Sofia Gomez-Doyle and Shereena Almehrzi

Nineteen of the women who made Forbes’ 2017 list of the Top 100 Most Powerful Arab Businesswomen are from the United Arab Emirates (UAE), a statistic that underlines the important work of the Girls Education Network (GEN) at NYU Abu Dhabi. The group, cofounded by students Sofia Gomez-Doyle and Ritu Muralidharan, aims to empower young Emirati women through collaborative workshops and dialogue. Here, we speak with Sofia and Shereena Almehrzi, GEN’s current codirector, about the group’s mission and vision.

NYU: What inspired the formation of GEN, and how would you describe its mission?

Sofia: Our work at GEN is always centered on collaboration. In October of 2014, I began having conversations with Ritu about bringing university students together to engage with young girls in our community. Together, we designed and held our first workshop for International Day of the Girl in 2014, then developed a series around concepts like empathy, communication, and the many forms that leadership can take.
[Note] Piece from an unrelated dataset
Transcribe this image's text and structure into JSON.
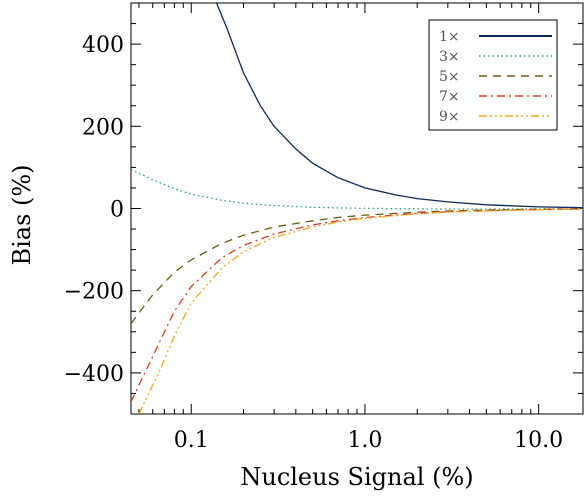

Shereena: As for me, I came to GEN in the fall of 2015 as a workshop facilitator. It was the very first program that I joined on campus, but I was immediately fascinated by how the girls spoke about their lives and about what it means to be a woman or a girl in our ever-changing society. It also helped me realize I want to help design policies that empower women and girls across the Arab world.

How do the workshops operate?

Shereena: We start by bringing the whole room together through a question or an activity. We could ask them how they’re feeling, or maybe we’ll do a dynamic movement exercise, such as untangling each other from a big human knot. Once we’re all in that shared space, we realize how connected we are, and we’re ready to engage in thoughtful conversation.

At their core, our workshops are discussion-based, letting the girls share ideas and see how they change over time.

Sofia: It ensures that each girl has the opportunity to speak and be listened to. What’s most exciting is that, so far, we’ve organized a total of 48 workshops, engaged over 350 middle school and high school girls, and worked with over 80 NYU female facilitators.

That’s phenomenal! How have you designed your curriculum for the workshops? Can it be applied to other contexts and places, or is it specifically tailored to the environment of the UAE?

Sofia: Our curriculum has been heavily influenced by our work with the Dalai Lama Fellows Program. Ritu and I were honored to be recipients of the Fellowship in 2015, and their support has helped us pull from many resources and ideas. But even though we could theoretically apply much of our curriculum elsewhere, I think our executive board remains critically aware of the needs and issues relevant to girls in the UAE. For example, because the government declared 2016 the “Year of Reading” to promote literacy, we created a workshop that focused on creative writing and storytelling, even incorporating GEN alumni to help lead the class.

A group of women from Next Gen sit on an NYU Abu Dhabi sign.

Do you think that, historically speaking, women’s advocacy and representation in the UAE is at a good place right now?

Shereena: Having grown up here, I think women’s empowerment is at a really great place right now. Women in the UAE have always been integrated into the community, its labor force, and its education. But now more than ever, we’re shaping the country with equal contributions to our male counterparts. We’re engineers, doctors, and policymakers. We even have Amal Al Qubaisi as president of the Federal National Council—a major first—along with nine female ministers on the board of the cabinet. So women here are far more elevated and vocal than observers around the world may actually think.

Sofia: I agree. And so much of that success—both here and elsewhere—is exemplified by access to quality education. That’s why I hope, at GEN, we can show girls that we need to support one another as women and as leaders. No matter where we’re coming from or what our experiences are, we need to work together to create a better world that continues to support and nurture the next generation of young women.

Speaking of leadership, how does GEN try to reconceive ideas of leadership, especially in such a diverse environment like Abu Dhabi?

Shereena: I think our curriculum encourages people to question what leadership is from the outset. Our workshops don’t try to provide answers, but try to prompt conversation. That’s why it’s really a process of thinking critically about what it means to be a woman in terms of where you live and your age group. Through this collaborative project, the girls continue to advise and inspire the facilitators too.

Sofia: I would add that we try to show how leadership is not just about holding a position or title. It’s about the work you do and the values you hold. It’s about understanding how to leverage the unique skills and talents of each person by working together, and it’s about deconstructing “top-down” forms of leadership while realizing that our identities are culturally and locally influenced—that there is no single definition of how to be a woman or how to lead.